Del modelo original no queda casi nada
Por Alejandro Caldarelli *
En la actualidad las condiciones macroeconómicas son diametralmente opuestas a las que existieron en la época del crecimiento a tasas Chinas. El aumento del nivel general de precios minorista se ubicaría entre el 25 y el 30% anual; ocho veces más que en 2003 (3,7%). El dólar, medido en términos reales (descontando la inflación acumulada) vale hoy la mitad que en 2003 (1,1 contra 2,1 pesos). La industria doméstica perdió protección y dejó de crecer en los primeros meses de este año. La percepción de atraso cambiario con alta inflación genera una fuerte fuga de capitales, que sólo es detenida con la prohibición de comprar dólares (corralito verde).
Sin embargo, la fuerte intervención oficial genera un desdoblamiento del tipo de cambio con una brecha que en la actualidad asciende a 35%. En este marco, las expectativas de depreciación aumentan y potencian las proyecciones de aceleración inflacionaria. El círculo vicioso y la caída del consumo y la inversión se potencian. De esta manera, la construcción (otro puntal del modelo) también se enfría y el nivel de actividad general se desacelera.
Este deterioro del crecimiento ya se siente en la recaudación, que en mayo creció nominalmente al 20%, suponiendo una caída en términos reales cuando descontamos la inflación. Las finanzas del Sector Público Nacional se deterioran y el déficit primario nacional ascendería ya al 1,0% del PBI en 2012. Este deterioro fiscal se traslada y acrecienta en la esfera provincial, que a nivel consolidado tendría un resultado global negativo del 1.4% del PBI.
Paralelamente, el mundo juega a favor con mucha menos fuerza que en los años anteriores.
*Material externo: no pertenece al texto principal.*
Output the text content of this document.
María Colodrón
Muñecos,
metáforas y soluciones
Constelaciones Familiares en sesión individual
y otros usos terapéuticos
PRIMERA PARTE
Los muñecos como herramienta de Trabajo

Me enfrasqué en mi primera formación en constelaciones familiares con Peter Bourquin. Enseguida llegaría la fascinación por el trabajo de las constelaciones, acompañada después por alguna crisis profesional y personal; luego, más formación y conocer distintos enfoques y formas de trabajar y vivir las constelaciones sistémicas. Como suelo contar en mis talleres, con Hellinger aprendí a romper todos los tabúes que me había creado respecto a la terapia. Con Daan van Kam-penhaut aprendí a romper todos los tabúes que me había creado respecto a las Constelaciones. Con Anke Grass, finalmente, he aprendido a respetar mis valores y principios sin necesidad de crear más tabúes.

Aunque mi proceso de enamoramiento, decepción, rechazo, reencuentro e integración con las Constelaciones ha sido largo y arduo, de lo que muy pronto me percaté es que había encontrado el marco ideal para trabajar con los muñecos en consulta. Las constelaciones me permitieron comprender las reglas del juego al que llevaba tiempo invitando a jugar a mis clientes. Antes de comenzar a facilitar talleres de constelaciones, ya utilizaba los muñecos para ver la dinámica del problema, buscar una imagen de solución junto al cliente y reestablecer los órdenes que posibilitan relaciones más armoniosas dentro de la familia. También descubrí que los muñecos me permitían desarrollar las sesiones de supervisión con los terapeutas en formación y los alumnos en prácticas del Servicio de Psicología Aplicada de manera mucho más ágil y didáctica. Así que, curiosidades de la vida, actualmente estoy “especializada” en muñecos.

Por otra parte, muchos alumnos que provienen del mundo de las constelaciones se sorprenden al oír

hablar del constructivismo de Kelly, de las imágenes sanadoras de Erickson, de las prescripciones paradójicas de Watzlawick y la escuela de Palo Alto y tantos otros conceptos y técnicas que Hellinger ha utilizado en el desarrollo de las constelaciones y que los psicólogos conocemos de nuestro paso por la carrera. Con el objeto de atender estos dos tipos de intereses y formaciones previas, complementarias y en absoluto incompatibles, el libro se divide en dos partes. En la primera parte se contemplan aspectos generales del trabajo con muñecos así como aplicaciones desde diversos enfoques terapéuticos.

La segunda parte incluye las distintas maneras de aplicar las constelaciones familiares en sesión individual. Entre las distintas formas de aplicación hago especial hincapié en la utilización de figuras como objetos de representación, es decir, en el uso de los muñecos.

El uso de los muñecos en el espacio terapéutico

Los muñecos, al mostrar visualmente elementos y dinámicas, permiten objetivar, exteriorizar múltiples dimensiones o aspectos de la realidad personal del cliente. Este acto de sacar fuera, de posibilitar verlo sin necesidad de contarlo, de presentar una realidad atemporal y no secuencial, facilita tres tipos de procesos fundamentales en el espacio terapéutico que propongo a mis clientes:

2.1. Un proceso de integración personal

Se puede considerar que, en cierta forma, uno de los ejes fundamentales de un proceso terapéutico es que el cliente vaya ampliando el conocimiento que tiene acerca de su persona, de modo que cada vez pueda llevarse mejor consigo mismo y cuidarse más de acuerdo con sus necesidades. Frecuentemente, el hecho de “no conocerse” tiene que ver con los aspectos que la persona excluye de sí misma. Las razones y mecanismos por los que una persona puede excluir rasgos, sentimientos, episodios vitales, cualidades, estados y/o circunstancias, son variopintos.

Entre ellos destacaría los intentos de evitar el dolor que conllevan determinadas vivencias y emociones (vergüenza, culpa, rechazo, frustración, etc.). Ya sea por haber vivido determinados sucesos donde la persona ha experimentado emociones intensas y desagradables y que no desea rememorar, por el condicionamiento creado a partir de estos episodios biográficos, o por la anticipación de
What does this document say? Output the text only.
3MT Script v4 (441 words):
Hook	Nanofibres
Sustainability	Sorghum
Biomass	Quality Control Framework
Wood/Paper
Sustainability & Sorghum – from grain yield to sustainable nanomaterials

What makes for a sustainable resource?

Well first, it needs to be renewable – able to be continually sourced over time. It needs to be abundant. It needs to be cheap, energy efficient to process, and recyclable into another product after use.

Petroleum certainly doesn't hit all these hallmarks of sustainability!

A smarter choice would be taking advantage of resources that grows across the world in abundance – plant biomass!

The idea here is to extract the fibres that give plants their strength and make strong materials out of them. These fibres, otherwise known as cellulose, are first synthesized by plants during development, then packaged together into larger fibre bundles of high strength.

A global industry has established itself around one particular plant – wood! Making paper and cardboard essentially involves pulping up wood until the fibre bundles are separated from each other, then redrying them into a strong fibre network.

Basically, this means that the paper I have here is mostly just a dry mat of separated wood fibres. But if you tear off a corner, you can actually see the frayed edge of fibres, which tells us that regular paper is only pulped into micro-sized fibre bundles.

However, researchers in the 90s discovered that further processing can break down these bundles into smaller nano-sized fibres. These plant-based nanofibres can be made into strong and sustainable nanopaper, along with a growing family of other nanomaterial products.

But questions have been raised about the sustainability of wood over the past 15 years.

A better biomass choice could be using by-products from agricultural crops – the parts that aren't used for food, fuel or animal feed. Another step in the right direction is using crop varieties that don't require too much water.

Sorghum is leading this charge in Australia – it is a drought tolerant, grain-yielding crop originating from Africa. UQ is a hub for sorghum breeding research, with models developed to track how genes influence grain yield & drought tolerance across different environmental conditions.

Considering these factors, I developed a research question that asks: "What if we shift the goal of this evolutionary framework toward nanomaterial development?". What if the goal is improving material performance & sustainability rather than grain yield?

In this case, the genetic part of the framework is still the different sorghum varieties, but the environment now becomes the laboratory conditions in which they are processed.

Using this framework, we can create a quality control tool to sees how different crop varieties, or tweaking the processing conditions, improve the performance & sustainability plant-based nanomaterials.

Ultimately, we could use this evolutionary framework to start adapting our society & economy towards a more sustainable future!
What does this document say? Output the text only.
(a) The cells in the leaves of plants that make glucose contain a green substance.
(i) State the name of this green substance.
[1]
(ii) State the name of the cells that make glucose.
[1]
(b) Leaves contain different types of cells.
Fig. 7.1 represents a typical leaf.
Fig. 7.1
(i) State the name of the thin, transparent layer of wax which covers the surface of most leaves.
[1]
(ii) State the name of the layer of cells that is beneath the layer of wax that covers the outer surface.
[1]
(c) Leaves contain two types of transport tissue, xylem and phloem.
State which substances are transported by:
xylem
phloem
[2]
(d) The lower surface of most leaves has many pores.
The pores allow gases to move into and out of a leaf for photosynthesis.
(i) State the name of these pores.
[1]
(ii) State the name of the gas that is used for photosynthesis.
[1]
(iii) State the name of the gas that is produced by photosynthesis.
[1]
Este comportamiento del mundo sumado a la fuga de capitales doméstica conduce a un déficit del sector externo y pérdida de reservas, que se busca minimizar con las trabas comerciales. En pocas palabras, ya no hay superávit fiscal ni de cuenta corriente, por lo que el BCRA no acumula más reservas. Para peor, se financia al Tesoro con emisión y se paga deuda con reservas, deteriorando la relación reservas / base monetaria, que cayó 63 puntos porcentuales entre 2009 (149%) y 2012 (86%).
Una tasa de crecimiento en torno al 2% podría ponernos enfrente del mayor riesgo: la suba de la tasa de desempleo. Un aumento del desempleo con alta inflación conduciría a una caída del salario real y a un menor nivel de actividad, retroalimentando el círculo vicioso.
En pocas palabras, el modelo ya no tiene las condiciones macro que lo sustentaron originalmente. Es imperioso atacar la inflación e implementar políticas económicas más parecidas a los que se aplican en Brasil; Uruguay y Chile, que piensan más en un crecimiento sustentable de largo plazo que en maximizar el crecimiento presente.
* Director de la consultora Economía & Regiones.